I enjoyed this for the contrast between Billy and Albert, as gay men who had come of age in very different eras. It was a book which made me reflect on how much society’s response to people shapes us all, and moreover how much accepted societal norms have shifted over just a few decades. The rapid change in society’s attitude to homosexuality makes contrasting older and younger gay people an interesting tool for reflecting on progress in society.

This wasn’t a book I’d normally come across or read, but I enjoyed reflecting on it.


Box Hill by Adam Mars-Jones

A short and many-award-willing novel by Mars-Jones’s published earlier this year, recommended somewhere as part of a pairing with Justin David’s The Pharmacist.

Narrated from the perspective of a tube driver in his 40s in contemporary Britain, novel was mostly set in the late 1970s, when the narrator was an 18-year-old gay man who fell into an abusive relationship with a man a few years older. Despite the subject matter, the tone was kept remarkably light and humorous (one sexual encounter is described as “dutiful, like Prince Philip opening a hospital annexe”).

Fairly suddenly, the book transformed unexpectedly into something rather different: a moving meditation on how well we know even those closest to us, and how we only ever really have our own singular perspective on reality.

The recommendation to pair this with The Pharmacist was a good one: the two novellas have mostly similar beats in the plot, but treated completely differently. For my money, Box Hill is the better novella: I think I would have been disappointed if I had read them the other way round.


The Thursday Murder Club by Richard Osman

This was Richard Osman’s recently published first novel, a cosy but complex piece of genre fiction in which a group of four friends in a retirement home banded together to solve a murder. It is the first in a series of books to be published about “The Thursday Murder Club.”

I found much to enjoy in this book. The main characters were well drawn and fun to spend time with; the plot was pleasingly multi-layered; and the frequent clashes between the older protagonists and modernity were handled very well, using humour without being patronising about older people, and including firm but friendly challenge to social views that are no longer mainstream.

But this just isn’t really my kind of thing. It reminded me of nothing so much as a Sunday night television drama, the gently paced inoffensive and unchallenging moving wallpaper that I’m pretty sure Nancy Banks-Smith once compared to death. This book felt like it was a cut above most in the genre, but it still didn’t feel to me like it had anything new to say.

Given it’s popularity, and given that the series will no doubt become part of the cultural conversation, I’m glad I read it… but I won’t be picking up the next in the series.

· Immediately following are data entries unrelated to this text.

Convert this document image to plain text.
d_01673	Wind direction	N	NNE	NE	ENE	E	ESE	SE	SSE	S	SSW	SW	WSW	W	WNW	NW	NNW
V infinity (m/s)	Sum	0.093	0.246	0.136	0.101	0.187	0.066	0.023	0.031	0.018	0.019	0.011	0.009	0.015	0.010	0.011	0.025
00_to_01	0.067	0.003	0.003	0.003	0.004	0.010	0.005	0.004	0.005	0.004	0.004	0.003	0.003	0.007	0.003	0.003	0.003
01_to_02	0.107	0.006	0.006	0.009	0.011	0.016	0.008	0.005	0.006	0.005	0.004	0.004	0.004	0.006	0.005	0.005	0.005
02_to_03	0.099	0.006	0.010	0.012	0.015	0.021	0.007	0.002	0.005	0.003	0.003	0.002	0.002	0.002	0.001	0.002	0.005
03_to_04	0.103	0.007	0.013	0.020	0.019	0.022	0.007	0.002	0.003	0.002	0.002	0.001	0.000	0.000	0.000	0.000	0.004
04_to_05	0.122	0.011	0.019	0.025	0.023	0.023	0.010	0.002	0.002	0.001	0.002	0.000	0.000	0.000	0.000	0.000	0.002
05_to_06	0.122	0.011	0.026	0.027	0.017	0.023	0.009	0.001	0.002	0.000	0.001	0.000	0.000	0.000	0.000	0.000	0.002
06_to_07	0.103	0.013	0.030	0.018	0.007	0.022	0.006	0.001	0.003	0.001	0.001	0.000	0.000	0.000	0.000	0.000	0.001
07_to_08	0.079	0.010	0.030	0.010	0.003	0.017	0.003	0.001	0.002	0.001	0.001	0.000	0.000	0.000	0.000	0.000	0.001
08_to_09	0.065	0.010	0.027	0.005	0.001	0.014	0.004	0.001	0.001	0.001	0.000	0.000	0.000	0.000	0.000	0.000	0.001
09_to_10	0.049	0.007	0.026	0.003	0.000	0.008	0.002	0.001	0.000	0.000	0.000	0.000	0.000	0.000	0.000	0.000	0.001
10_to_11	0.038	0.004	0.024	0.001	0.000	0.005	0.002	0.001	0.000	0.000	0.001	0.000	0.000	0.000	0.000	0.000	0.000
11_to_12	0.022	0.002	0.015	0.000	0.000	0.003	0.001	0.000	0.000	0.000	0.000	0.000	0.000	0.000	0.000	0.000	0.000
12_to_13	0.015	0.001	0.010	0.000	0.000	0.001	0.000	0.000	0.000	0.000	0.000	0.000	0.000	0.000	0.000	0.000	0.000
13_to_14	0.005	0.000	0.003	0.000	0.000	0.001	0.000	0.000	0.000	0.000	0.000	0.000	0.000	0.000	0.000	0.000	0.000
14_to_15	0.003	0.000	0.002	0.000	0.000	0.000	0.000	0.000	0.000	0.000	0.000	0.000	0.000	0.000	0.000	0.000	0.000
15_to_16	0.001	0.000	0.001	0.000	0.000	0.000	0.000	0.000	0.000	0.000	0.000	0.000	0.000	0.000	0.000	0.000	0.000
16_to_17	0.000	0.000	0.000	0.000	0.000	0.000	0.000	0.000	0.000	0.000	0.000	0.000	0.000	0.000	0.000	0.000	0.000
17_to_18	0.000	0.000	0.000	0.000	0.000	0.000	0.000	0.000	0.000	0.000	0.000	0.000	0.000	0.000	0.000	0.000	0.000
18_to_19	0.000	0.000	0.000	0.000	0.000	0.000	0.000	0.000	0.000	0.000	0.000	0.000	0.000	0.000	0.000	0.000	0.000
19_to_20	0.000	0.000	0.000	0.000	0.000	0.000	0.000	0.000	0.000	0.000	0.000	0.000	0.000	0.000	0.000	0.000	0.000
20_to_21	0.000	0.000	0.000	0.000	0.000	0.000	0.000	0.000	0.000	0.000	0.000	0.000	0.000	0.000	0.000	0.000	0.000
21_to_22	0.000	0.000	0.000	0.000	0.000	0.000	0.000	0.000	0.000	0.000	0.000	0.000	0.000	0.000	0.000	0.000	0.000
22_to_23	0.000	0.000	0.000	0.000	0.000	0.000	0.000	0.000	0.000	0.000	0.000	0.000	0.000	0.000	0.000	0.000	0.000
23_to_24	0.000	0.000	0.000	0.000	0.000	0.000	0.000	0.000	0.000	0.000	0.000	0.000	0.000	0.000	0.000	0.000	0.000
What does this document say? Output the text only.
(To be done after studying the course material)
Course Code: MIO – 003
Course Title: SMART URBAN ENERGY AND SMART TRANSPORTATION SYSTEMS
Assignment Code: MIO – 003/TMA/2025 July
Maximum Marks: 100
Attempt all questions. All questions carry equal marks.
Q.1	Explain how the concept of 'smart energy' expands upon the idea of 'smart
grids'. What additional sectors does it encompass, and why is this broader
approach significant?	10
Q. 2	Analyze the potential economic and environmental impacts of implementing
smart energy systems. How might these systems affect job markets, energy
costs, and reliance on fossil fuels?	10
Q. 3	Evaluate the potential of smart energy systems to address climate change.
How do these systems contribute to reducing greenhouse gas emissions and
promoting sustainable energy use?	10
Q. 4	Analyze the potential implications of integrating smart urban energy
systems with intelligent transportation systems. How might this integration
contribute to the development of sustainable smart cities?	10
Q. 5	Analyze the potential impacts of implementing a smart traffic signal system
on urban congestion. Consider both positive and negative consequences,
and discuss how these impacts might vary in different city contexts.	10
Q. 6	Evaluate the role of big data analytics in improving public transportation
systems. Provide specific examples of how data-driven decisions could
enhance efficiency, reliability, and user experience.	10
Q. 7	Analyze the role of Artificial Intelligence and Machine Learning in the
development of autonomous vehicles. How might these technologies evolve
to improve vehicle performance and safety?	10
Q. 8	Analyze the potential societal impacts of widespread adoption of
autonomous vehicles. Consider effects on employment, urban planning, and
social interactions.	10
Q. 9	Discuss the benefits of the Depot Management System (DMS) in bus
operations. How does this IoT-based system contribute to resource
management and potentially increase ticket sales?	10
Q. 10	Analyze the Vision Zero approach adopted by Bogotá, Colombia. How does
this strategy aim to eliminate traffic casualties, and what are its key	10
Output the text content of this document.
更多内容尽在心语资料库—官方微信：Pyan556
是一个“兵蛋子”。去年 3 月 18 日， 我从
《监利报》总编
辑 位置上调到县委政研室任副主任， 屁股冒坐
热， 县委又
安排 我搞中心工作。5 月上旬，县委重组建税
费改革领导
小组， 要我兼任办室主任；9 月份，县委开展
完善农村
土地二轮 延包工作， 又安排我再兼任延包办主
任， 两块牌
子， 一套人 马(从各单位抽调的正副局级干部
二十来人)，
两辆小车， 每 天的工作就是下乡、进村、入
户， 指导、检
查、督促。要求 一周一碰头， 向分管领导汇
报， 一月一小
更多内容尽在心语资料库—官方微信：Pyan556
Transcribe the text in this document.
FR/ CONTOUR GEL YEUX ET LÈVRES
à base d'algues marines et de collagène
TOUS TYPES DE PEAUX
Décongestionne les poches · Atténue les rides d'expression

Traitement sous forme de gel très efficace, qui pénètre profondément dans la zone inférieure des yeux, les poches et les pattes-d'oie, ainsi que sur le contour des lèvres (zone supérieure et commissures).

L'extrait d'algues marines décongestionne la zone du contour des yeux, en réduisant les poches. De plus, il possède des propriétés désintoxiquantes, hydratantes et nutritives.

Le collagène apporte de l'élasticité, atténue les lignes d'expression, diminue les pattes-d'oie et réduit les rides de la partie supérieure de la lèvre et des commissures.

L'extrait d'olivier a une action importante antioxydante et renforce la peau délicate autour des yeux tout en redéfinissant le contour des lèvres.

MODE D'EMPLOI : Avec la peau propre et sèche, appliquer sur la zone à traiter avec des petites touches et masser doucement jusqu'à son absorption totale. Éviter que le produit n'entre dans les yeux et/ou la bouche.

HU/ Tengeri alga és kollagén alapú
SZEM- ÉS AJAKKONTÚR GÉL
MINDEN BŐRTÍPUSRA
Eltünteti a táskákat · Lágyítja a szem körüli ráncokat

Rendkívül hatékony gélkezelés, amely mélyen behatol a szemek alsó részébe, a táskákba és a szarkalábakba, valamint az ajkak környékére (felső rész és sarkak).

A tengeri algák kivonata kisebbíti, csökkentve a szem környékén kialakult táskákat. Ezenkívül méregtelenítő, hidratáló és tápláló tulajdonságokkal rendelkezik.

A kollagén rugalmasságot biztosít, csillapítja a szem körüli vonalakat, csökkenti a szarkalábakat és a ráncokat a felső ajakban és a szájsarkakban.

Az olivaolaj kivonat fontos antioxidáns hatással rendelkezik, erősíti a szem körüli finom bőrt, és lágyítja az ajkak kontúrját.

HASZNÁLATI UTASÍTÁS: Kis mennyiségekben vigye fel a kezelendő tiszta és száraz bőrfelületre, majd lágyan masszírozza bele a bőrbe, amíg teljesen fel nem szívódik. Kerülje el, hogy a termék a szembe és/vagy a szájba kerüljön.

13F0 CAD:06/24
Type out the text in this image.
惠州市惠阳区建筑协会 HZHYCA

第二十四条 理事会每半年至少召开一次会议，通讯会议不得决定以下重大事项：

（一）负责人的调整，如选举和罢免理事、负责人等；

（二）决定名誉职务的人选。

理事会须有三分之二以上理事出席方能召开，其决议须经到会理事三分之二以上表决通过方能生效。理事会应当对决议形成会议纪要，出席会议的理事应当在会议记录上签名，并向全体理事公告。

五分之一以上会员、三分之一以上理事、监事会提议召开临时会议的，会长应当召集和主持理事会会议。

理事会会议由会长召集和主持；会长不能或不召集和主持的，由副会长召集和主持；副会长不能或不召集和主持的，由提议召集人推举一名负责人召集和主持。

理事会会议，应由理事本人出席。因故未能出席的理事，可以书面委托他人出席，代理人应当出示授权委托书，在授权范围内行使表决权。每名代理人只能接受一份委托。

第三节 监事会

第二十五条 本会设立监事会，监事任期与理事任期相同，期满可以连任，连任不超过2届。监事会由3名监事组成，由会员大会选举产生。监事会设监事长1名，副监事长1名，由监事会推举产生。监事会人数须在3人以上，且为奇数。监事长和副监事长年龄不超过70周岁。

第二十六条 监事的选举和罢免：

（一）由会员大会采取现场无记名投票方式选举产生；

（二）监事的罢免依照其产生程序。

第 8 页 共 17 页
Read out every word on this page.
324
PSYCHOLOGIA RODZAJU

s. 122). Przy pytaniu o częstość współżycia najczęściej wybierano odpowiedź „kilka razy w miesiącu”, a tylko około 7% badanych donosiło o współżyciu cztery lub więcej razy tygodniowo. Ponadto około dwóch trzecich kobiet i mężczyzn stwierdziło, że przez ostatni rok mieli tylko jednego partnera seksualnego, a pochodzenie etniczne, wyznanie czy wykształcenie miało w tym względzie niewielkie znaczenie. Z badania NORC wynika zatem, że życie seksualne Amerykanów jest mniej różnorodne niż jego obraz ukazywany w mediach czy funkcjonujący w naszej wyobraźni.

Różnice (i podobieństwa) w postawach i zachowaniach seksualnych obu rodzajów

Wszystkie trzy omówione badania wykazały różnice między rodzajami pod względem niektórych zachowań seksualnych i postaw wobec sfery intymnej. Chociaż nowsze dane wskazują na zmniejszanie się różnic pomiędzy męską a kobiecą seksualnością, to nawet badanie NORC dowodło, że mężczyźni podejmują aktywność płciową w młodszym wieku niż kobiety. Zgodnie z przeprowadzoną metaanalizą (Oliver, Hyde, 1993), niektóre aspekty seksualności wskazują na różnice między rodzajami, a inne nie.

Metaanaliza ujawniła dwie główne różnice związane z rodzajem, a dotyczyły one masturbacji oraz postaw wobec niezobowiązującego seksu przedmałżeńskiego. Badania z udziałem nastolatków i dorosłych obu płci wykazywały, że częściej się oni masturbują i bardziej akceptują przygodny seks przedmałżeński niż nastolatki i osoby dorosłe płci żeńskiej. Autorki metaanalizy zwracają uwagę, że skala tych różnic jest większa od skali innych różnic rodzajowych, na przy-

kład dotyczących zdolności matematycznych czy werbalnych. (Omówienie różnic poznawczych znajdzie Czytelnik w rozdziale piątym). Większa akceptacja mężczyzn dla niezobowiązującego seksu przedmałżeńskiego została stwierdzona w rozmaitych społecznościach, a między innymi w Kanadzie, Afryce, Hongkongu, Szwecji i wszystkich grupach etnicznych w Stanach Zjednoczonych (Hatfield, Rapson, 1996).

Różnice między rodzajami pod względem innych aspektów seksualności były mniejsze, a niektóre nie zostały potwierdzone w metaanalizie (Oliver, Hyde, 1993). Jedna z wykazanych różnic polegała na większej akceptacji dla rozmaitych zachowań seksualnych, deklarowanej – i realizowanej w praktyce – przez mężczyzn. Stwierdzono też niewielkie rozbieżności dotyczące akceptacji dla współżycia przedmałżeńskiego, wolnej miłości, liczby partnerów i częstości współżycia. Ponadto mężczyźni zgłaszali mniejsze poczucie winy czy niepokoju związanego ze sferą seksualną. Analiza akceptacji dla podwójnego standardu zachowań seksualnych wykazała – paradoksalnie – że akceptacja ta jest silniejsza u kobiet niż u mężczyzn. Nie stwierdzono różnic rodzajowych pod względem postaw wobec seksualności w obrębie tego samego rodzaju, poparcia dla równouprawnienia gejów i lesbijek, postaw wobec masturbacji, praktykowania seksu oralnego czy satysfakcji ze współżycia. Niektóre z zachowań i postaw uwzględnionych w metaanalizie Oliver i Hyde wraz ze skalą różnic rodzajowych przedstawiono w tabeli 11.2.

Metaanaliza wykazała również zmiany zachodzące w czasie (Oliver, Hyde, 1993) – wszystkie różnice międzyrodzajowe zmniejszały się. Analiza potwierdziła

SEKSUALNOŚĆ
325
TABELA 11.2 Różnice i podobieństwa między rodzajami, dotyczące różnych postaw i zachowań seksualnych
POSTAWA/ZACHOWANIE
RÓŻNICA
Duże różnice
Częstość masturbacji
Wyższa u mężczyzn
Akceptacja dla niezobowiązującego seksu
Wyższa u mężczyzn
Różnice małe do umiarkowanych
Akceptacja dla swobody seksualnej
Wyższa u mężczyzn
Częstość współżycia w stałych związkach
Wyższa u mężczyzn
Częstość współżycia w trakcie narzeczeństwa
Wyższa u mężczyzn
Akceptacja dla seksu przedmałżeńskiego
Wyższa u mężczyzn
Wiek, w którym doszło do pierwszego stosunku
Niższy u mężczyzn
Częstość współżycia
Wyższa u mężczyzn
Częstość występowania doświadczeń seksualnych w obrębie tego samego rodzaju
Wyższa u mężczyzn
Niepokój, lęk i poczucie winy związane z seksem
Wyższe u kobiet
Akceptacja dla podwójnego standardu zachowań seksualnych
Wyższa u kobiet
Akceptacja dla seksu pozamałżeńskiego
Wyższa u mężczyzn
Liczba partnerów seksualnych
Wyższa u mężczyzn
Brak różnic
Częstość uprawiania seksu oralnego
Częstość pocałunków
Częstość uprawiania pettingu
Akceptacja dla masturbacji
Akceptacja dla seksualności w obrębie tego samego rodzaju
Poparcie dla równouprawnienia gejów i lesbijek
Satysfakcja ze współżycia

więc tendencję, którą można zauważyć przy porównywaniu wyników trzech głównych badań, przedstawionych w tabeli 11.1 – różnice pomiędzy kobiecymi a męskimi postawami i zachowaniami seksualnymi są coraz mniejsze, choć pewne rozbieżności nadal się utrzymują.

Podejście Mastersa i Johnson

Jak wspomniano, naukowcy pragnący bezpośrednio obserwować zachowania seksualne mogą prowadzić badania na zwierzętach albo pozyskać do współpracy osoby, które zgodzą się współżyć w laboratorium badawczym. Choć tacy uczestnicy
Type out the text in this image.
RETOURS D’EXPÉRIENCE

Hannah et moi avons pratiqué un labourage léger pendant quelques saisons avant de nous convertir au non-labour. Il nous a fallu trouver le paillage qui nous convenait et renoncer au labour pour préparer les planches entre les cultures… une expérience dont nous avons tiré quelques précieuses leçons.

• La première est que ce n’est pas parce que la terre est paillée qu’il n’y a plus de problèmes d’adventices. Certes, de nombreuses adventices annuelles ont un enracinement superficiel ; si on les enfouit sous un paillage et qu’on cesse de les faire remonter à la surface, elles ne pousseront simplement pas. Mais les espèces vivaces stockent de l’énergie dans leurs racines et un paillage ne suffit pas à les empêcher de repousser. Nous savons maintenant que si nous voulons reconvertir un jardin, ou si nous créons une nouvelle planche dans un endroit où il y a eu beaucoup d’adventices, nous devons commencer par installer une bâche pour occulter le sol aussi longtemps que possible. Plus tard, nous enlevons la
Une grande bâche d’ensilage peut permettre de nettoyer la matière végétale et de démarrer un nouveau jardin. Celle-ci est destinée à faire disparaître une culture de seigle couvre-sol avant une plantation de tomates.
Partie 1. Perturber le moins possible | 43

They Both Die at the End by Adam Silvera

This 2017 novel is well-loved by many, and clearly has a lot going for it, but was simply not up my street. The premise was that a new technology company called “death cast” could, with absolutely reliability, inform people shortly after midnight that they will die during the day. This premise opened up a Pandora’s box of interesting philosophical questions around how people will respond after receiving the notification, and also how knowing with certainty that one will survive every other day will influence society.

These philosophical questions weren’t tackled at any length in the book, and where the societal response did come up in the plot, it was often inconsistently described. I was looking for complex moral and philosophical knots and new insights into the human psyche, but that clearly wasn’t what Silvera was looking to provide nor what his audience expected.

This book was really a story of a saccharine budding teenage romance, narrated (for the most part) by the two teenagers themselves, on the day of their death. For those who like that sort of thing, this is the sort of thing they like, but it wasn’t for me.